Question

Limit question help

Answer 1

Apparantly The answer is 1 which makes sense

http://openstudy.com/users/dido525#/updates/542390b4e4b0b55e70f229b5

but I have to show the limit exists which is stupid. I don't know how I would do that.

Answer 2

@hartnn , @jim_thompson5910

Answer 3

Clearly if the value of a limit is found the limit must exist, should it not?

Answer 4

Wait wrong question.

Answer 5

@dumbcow

Answer 6

This is the correct question.

Answer 7

oh shoot, haha i was wondering how the heck 1 was answer to first one

Answer 8

Haha xD .

Answer 9

Just let f(x) = x+1

Answer 10

Why?

Answer 11

@geerky42

Answer 12

Question got cut off. It should say "except perhaps at x=0" .

Answer 13

I'm confused about first sentence part, so i could be wrong...

But with f(x) = x+1, one can show that \(\displaystyle \lim_{x\rightarrow0}\left(f(x)+\dfrac{1}{f(x)}\right) \\= \displaystyle\lim_{x\rightarrow0}\left((x+1)+\dfrac{1}{x+1}\right)\\=0+1+\dfrac{1}{0+1}\\=1+1=2\)

f(x) = x+1 satisfies it.
Then you can show that \(\lim_{x\rightarrow0}x+1=\boxed{1}\)

Answer 14

But why x+1? Why not like... x+2?

Answer 15

How could you prove that f(x)=x+1 though?

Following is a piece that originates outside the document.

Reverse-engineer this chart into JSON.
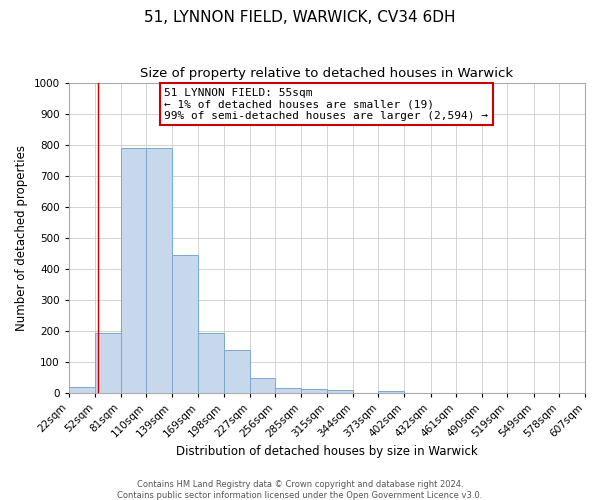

Just because it is one such function that satisfies the properties doesn't mean f must be that function.

Answer 16

well, I am wrong, lesson learned.

Answer 17

im not sure on this one either, as long as f(x) is continuous, then the limit should exist

Answer 18

It doesn't give us that f is continuous either >.<

Answer 19

@geerky42 , you are not wrong but f(x) could be anything as long as f(0) = 1

Answer 20

Basically just need to show that \(\lim_{x\rightarrow1}f(x)=1\) is true for ALL functions that satisfy \(\lim_{x\rightarrow0}\left(f(x)+\dfrac{1}{f(x)}\right)=2\)

That pellet is hard.

Answer 21

No kidding :P .

Answer 22

The only thing I've been able to show so far is that: $$\lim_{x\rightarrow 0}\left(f(x)^k+\frac{1}{f(x)^k}\right)=2$$for any natural number k. Note sure of that helps or not.

Answer 23

Not*

Answer 24

A few people said squaring both sides and taking a root? Not sure how that would help...

Answer 25

is this for pre-calc ?

Answer 26

It's Calc I.

Answer 27

I'm outta here. Not capable enough to help lol...

Answer 28

Thanks for trying :) .

Answer 29

have you been using the epsilon/delta definition for limits in class?

Answer 30

Yes but it's actually not part of the curriculum. Like we wont ever use it in the course. Mind you I'm past Calc I. This is for a friend.

Answer 31

I've done Calc I, II and III and Differential equations. Taking complex analysis atm.

Answer 32

oh ok , i hated that stuff but i thought maybe thats what they wanted you to show here

anyway just prove that value of limit is 1 and it must exist otherwise the other limit which equals 2 would not exist

Answer 33

But that's exactly what I can't show :P . How would I do that? xD .

Answer 34

Cuz apparantly what he did previously isn't right.

Answer 35

http://openstudy.com/users/dido525#/updates/542390b4e4b0b55e70f229b5

Answer 36

hold on i didn't look at that yet

Answer 37

seems correct to me

Answer 38

But apparently my friend's professor said that's not valid because we haven't shown the limit exists.

Answer 39

Its not. He didn't show that the limit exists. So his steps after are invalid. If the limit existed, then he would be able to solve the equation y+ 1/y=2

Answer 40

But how could we even show that? :/ .

Answer 41

The only idea I can think of involves writing f(x) cleverly as a sum or product of things that have limits we know.

Answer 42

People said square both sides. I'm not sure how that helps...

Answer 43

\[\lim_{x \rightarrow 0}(f(x) + \frac{1}{f(x)}) = \lim_{x \rightarrow 0}f(x)+\frac{1}{\lim_{x \rightarrow 0}f(x)} = 2\]
If
lim f(x) does not exist, then statement above is not true

Answer 44

You would only be able to split the lim like that if the limit existed. There are plenty of functions and sequences that dont have limits, but if you add them you get a limit. For example: $$x_n=n,y_n=1-n.$$ Individually, they have no limit as n goes to infinity, but $$x_n+y_n=1,$$ so the limit of x_n+y_n is 1 as n goes to infinity.

Answer 45

We are trying to show if f(x)+1/f(x) does indeed have a limit, that something like what I gave an example of is not possible.